LAWS(BOM)-1995-10-38

DEVIDAS Vs. CHANDRAKALA

Decided On October 10, 1995
DEVIDAS Appellant
V/S
Chandrakala and Ors. Respondents

JUDGEMENT

(1.) BY these counsel notes, the appellants take an exception to the order passed by the Additional Registrar (Judicial) of this court, dated 15.9.1995. These are the appeals under Section 173 of the Motor Vehicles Act, challenging the award passed by the Motor Accidents Claims Tribunal, wherein a monetary liability is fastened against the appellants by way of damages. Section 173 of the Motor Vehicles Act deals with a provision of filing an appeal. A proviso to Sub -section (1) of Section 173 is as under: Provided that no appeal by the person who is required to pay any amount in terms of such award shall be entertained by the High Court, unless he has deposited with it twenty -five thousand rupees or fifty per cent of the amount so awarded, whichever is less in the manner directed by the High Court.

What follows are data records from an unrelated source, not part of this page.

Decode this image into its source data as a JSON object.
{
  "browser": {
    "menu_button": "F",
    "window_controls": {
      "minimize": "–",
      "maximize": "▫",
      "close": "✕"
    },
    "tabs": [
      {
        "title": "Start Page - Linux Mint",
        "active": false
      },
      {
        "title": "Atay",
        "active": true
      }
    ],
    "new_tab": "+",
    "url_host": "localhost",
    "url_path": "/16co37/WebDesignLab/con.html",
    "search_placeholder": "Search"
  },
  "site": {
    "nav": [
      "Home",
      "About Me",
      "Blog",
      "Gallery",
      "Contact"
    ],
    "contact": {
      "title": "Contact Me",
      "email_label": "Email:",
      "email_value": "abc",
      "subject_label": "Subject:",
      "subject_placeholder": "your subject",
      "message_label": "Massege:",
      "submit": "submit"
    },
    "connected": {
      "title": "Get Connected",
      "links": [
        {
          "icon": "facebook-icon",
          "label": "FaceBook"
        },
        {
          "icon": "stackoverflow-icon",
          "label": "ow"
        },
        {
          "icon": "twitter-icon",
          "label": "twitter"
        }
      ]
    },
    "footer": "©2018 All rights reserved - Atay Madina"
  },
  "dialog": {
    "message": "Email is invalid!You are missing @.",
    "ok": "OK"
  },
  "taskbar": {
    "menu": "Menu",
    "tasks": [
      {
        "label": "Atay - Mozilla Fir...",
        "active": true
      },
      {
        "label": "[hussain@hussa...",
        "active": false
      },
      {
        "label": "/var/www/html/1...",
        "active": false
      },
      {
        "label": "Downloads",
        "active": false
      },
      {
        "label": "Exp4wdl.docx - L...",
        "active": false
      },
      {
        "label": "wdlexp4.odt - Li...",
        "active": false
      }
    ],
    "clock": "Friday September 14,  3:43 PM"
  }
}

(2.) WHEN the present appeals were filed, admittedly no such amount was paid along with the appeals. In this behalf the High Court Appellate Side Rules, Chapter IV, Rule 12 -A, provides that an appeal memo under the Motor Vehicles Act, 1988, filed under Section 173 of the said Act shall be accompanied by a certificate by the Registrar of the High Court that a sum of Rs. 25,000/ - or 50 per cent, whichever is less, of the amount awarded by the award appealed from, has been deposited by the appellant in the High Court. The appeal which is not accompanied by such a certificate shall be placed before the Registrar for orders. In accordance with this rule, after the appeals were filed, they were placed before the Registrar, who has passed the order directing the payment to be made of the aforementioned amount within two weeks from the date of the passing of the order, failing which he has directed to refuse the registration.

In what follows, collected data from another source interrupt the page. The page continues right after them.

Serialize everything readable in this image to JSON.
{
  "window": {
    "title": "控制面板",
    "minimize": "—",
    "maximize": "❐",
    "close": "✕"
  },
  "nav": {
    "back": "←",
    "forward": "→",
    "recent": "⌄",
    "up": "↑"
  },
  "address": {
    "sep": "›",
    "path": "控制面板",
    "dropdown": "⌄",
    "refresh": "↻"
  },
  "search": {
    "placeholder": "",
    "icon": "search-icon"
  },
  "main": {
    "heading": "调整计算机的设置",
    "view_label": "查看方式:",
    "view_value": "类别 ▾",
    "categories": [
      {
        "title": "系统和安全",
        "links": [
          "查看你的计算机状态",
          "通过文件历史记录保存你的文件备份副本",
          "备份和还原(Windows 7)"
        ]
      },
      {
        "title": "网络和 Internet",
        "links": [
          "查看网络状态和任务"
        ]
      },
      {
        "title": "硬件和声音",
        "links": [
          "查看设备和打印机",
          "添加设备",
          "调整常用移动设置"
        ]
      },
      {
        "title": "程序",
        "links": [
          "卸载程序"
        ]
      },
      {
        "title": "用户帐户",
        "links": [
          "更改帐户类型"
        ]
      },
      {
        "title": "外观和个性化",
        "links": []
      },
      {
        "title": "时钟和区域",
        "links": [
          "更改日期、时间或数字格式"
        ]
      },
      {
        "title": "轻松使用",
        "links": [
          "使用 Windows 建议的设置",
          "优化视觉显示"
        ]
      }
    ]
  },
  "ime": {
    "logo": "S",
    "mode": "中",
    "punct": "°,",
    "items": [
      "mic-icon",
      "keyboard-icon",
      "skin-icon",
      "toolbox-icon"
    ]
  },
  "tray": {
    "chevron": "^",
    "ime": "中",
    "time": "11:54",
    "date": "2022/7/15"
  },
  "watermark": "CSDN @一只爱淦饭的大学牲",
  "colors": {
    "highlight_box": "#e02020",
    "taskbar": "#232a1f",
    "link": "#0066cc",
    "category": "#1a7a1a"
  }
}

(3.) THE argument has to be rejected as not tenable. There can be no doubt as regards the law laid down by the Apex Court in the case of Lakshmiratan Engineering Works Ltd., : [1968]1SCR505 , as also in Hindusthan Commercial Bank Ltd., : AIR1970SC1384 . In both these cases the word 'entertain' has been taken to mean as 'to adjudicate upon' or 'to proceed to consider on merits'. The first mentioned case was in respect of an appeal under the U.P. Sales Tax Act and U.P. Sales Tax Rules, wherein a proviso to Section 9 regarding the filing of the appeals is almost identical. The concerned proviso therein was: Provided that no appeal against an assessment shall be entertained unless it is accompanied by satisfactory proof of the payment of the amount of tax admitted by the appellant to be due, or of such instalments thereof as may have become payable. Reading this proviso along with Rule 66 of the U.P. Sales Tax Rules, the Apex Court proceeded to hold that the outright rejection of the appeal on the ground of nonpayment of the amount mentioned in Section 24, without its entertainment, was not right. The Apex Court proceeded to hold that the bar was only as regards the 'entertainment' of the appeal and, therefore, the bar would operate only if the appeal were to be considered on merits. The Apex Court also further held that the rule required that the memorandum of appeal shall be accompanied by the challan showing the payment. The Apex Court also noted in that case that in fact the tax was already paid. However, the challan was not accompanied with the appeal. The Apex Court, therefore, proceeded to hold that though the rule laid down one uncontestable mode of proof of the payment of the tax which the court would always accept but it did not exclude the operation of the proviso when equally satisfactory proof was made available to the officer hearing the appeal and it was proved to his satisfaction that the payment of the tax had been duly made and in time. The Apex Court, in that sense, held the rule to be directory.